May have something to do with computers as they exist being defined by male psychology. Well, it’s understandable why swords, guns, rockets are, and same with computers.
Basically sending instructions to change state. I don’t know how can a computer exist which doesn’t work like this and is still usable for the humanity, but this seems to be psychologically a bit more of a male thing. Maybe there’s nothing problematic for women but aesthetics there.
If it’s something deeper, then maybe some analog optical\quantum\whatever computers of the future will push us to change paradigms for some drastic change in efficiency. And maybe those new paradigms will be more appealing to women.
Which is ironic, because women were the “code monkeys” of back when human computers were a thing - humans actually doing the computing by hand; and most of them were women.
Single character variable names are my pet peeve. I even name iterator variables a real word instead of “i” now… (although writing the OG low level for loops is kinda rare for me now)
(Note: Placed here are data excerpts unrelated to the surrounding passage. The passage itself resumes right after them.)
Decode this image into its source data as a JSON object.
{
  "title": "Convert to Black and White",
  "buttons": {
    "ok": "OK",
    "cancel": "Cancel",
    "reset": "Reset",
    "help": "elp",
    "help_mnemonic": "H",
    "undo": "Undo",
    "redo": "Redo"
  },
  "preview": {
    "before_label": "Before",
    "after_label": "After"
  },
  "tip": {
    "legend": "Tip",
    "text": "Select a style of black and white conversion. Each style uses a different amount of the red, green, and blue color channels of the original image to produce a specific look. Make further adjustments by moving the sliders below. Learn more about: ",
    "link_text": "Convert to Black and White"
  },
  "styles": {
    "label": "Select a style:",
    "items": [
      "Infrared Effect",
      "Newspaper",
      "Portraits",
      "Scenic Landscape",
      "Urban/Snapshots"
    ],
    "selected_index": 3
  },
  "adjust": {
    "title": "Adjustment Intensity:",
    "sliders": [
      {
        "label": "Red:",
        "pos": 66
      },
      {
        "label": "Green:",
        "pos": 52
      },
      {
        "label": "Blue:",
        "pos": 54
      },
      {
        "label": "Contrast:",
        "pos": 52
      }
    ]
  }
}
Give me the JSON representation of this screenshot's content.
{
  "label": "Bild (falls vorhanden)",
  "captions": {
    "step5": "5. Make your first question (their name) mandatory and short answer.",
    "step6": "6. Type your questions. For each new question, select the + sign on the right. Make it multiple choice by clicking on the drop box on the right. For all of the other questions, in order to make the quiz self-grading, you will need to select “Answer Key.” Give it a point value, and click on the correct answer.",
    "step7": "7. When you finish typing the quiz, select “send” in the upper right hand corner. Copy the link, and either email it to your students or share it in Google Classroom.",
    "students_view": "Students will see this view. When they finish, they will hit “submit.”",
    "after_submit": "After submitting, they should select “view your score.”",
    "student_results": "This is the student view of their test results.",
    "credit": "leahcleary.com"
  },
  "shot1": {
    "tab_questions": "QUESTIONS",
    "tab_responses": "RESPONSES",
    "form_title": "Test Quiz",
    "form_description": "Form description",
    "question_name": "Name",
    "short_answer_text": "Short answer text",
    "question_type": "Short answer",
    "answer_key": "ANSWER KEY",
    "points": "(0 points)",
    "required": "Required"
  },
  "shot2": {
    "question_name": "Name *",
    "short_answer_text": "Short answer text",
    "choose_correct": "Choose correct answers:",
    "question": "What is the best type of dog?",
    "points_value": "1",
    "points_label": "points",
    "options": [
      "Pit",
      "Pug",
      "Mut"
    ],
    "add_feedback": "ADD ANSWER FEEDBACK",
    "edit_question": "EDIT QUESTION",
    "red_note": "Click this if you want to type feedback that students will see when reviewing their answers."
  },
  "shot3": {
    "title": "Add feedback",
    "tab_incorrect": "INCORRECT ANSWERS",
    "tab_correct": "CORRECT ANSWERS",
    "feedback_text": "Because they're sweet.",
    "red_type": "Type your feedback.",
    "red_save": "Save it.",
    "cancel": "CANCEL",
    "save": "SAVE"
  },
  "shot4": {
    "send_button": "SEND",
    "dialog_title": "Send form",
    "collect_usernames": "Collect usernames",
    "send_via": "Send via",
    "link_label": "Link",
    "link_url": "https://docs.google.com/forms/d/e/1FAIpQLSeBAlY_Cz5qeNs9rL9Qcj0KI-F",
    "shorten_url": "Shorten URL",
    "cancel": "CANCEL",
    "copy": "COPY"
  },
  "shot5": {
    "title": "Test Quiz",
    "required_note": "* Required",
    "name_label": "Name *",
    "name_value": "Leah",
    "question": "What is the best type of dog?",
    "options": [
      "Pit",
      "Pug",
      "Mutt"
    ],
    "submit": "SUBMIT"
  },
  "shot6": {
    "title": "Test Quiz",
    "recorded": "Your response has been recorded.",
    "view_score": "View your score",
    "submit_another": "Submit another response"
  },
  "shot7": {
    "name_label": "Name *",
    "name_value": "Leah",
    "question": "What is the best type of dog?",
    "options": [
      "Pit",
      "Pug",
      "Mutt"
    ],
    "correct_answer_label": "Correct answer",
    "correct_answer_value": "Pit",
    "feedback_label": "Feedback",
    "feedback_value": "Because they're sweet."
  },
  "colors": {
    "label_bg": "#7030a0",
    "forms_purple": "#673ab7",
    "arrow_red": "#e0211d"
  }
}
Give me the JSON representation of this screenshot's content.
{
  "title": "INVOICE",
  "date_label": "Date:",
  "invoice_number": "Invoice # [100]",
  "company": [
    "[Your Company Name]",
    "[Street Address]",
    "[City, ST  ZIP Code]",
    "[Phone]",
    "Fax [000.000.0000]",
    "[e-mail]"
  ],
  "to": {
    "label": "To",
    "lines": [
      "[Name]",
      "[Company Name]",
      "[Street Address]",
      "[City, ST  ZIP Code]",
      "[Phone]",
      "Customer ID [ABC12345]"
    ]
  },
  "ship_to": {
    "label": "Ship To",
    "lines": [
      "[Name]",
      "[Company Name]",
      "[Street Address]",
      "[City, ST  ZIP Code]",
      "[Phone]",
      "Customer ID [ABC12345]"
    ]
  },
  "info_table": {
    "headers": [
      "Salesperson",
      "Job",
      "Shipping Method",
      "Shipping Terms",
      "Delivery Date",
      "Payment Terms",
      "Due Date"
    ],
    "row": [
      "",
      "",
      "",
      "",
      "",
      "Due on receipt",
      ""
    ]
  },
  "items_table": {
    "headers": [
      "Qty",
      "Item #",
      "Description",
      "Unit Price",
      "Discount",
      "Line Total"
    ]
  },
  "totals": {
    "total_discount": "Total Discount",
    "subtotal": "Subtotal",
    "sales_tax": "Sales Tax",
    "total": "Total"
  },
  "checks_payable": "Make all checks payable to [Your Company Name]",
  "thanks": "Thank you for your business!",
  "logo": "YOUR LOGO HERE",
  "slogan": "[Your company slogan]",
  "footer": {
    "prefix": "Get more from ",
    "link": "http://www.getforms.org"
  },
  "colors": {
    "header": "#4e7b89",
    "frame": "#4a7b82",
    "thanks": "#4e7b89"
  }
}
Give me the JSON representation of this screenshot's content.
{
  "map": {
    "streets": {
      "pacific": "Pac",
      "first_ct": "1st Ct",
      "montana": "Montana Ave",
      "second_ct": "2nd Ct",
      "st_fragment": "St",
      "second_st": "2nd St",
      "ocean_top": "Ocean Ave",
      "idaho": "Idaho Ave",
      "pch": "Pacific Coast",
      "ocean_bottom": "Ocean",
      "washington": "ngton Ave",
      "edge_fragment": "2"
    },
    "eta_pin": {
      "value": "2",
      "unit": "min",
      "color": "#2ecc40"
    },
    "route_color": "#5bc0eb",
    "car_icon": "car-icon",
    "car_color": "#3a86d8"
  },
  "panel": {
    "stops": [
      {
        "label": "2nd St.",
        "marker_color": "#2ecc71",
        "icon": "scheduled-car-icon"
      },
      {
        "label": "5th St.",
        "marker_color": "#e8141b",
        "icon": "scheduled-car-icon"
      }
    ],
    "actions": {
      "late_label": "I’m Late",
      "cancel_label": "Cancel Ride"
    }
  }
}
Naming things “x”… shudder. Well, the entire world is getting to see how that idea transpires hahah
I hate short variable names in general too, but am okay with them for iterators where i and j represent only indices, and when x/y/z represent coordinates (like a for loop going over x coordinates). In most cases I actually prefer this since it keeps me from having to think about whether I’m looking at an integer iterator or object/dictionary iterator loop, as long as the loop remains short. When it gets to be ridiculous in size, even i and j are annoying. Any other short names are a no go for me though. And my god, the abbreviations… Those are the worst.
That’s very reasonable, I can get behind that. (my stance is a partly irrational overreaction and I’m totally aware of it lol)
Abbreviations are definitely annoying. My least favourite thing to do with them is “Hungarian notation”. It’s like… in a statically typed context it’s useless, and in a dynamically typed context it’s like… kind of a sign you need to refactor
Hungarian notation makes sense in a dynamically typed usage (which I despise, but this essentially makes them notationally typed at least) or where you’re editor/IDE is so simple it can’t give you more information, which I can’t see ever being the case in the modern day.
Most people use the term “Hungarian Notation” to mean only adding an indicator of type to a variable or function name. While this is one of the ways in which it has been used (and actually made sense in certain old environments, although those days are long, long behind us now), it’s not the only way that it can be used.
We can use the same concept (prepending or appending an indicator from a standard selection) to denote other, more useful categories that the environment won’t keep straight for us, or won’t warn us about in easy-to-understand ways. In my own projects I usually append a single letter to the ends of my variable names to indicate scope, which helps me stay more modular, and also allows me to choose sensible variable names without fear of clashing with something else I’ve forgotten about.
X, y, and z should only be used when working with things with dimensions larger than 1. Indexing into a 2D array, x and y are great uses. I’m also totally fine with i and j for indexer/iterator when appropriate, but I hate when people try to make short variable names for no good reason. We have auto-complete just about everywhere now. Make the names descriptive. There’s literally no reason not to.